Bengaluru-based company eliminates middlemen and ensures quality produce
At a time when onion prices touched an all-time high of Rs 70-80 per kg in October, BigBasket sold them for Rs 29.9 per kg for five days in the month. It is part of the Bengaluru-based company’s plan to offer produce at lower rates to customers while protecting the interests of crisis-hit farmers who are its main suppliers of fruits and vegetables.
The Alibaba-backed company introduced the Farmer Connect programme in 2016 to cut the supply chain and ensure quality of the fresh produce. As a result, it helps increase farmers’ income by 10-15 percent. BigBasket has set up 30 collection centres across the country and sources 60 percent of fruits and vegetables directly from farmers, thereby eliminating the middlemen.
“We have collection centres in cities like Nashik, Agra, Vijayawada and so on. Each centre has around 20 agronomists who educate the farmers about the quality we require and standards to follow. They also assist farmers in terms of when and which crop should be grown, which seeds and implements to be used,” says Vipul Parekh, who co-founded BigBasket in 2011 with four others. “These farmers deliver at the collection centre, where we grade, process and check for quality. We work with 20,000 farmers.”

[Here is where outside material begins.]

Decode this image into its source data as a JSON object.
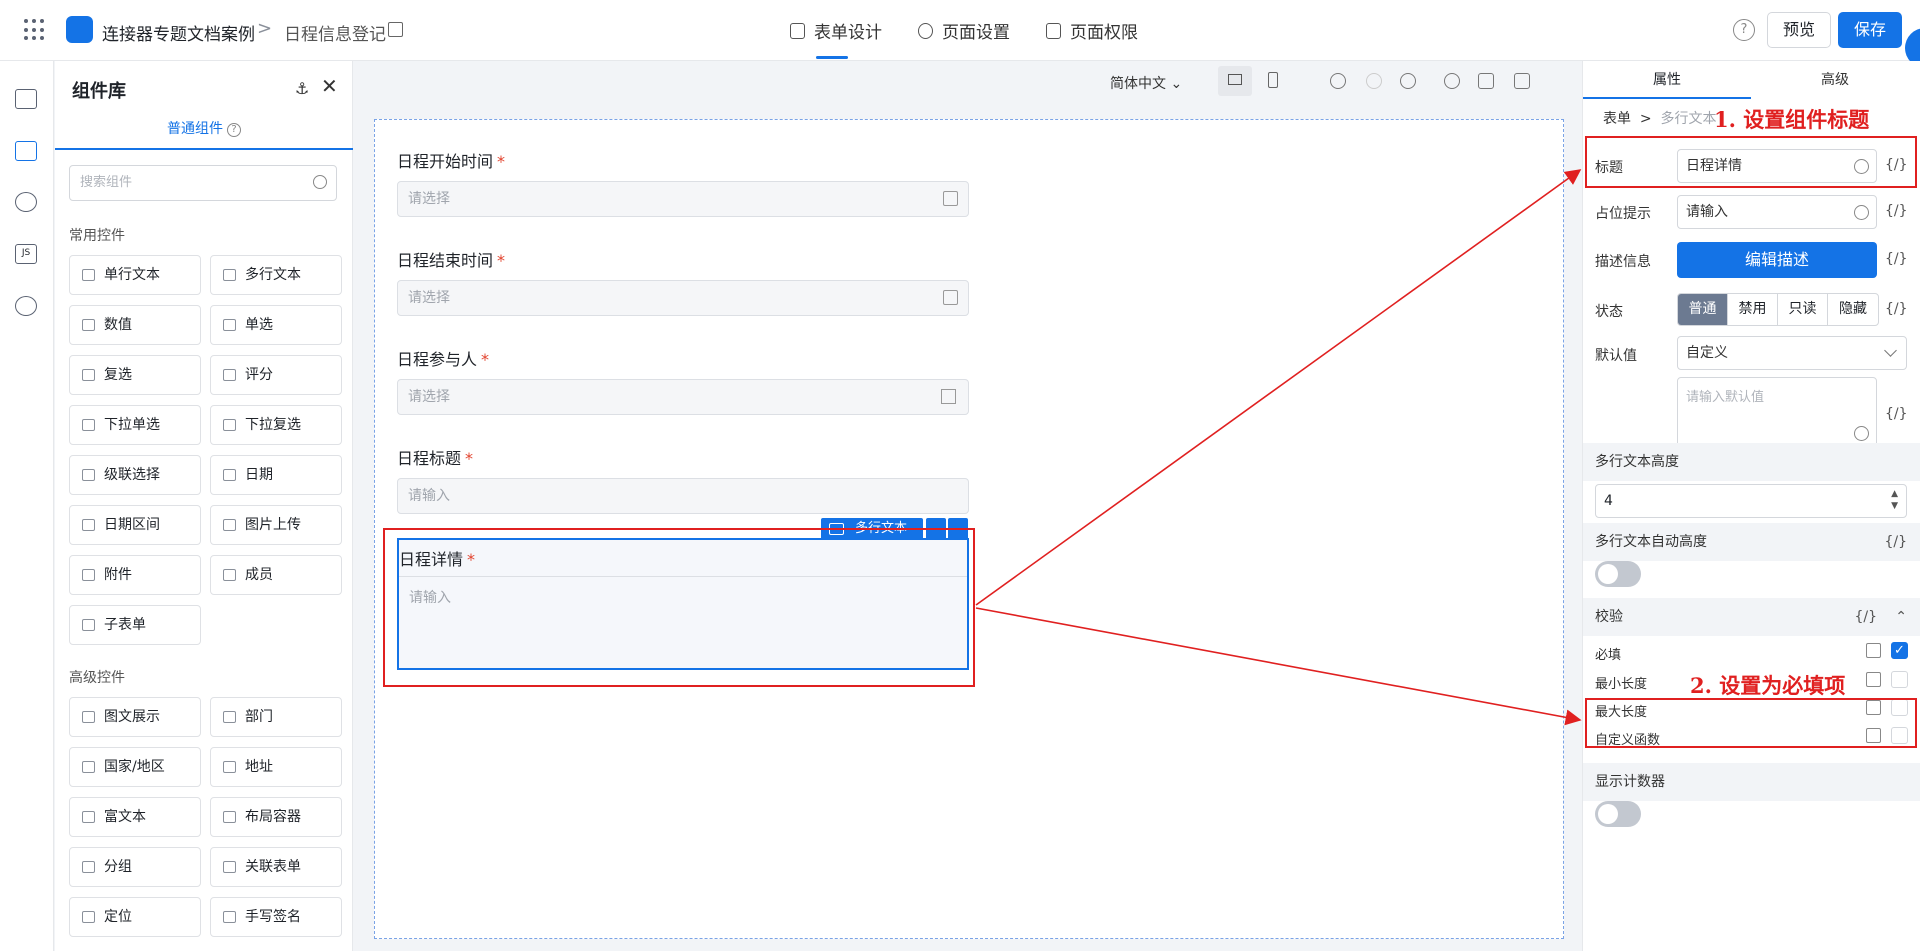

“We don’t see much of contract farming in India which BigBasket is doing. It is guaranteeing farmers that it will buy the harvest. And farmers are happy because most of them don’t have a clear demand visibility of what they are producing unlike other industries. The biggest challenge in agriculture is that most of the production is supply-driven rather than demand-driven,” says Hemendra Mathur, venture partner with Bharat Innovation Fund.
BigBasket is owned and run by Supermarket Grocery Supplies. It recently closed $150 million in funding led by Mirae Asset-Naver Asia Growth Fund, Alibaba and the UK government-owned CDC Group, valuing the company at over $1 billion.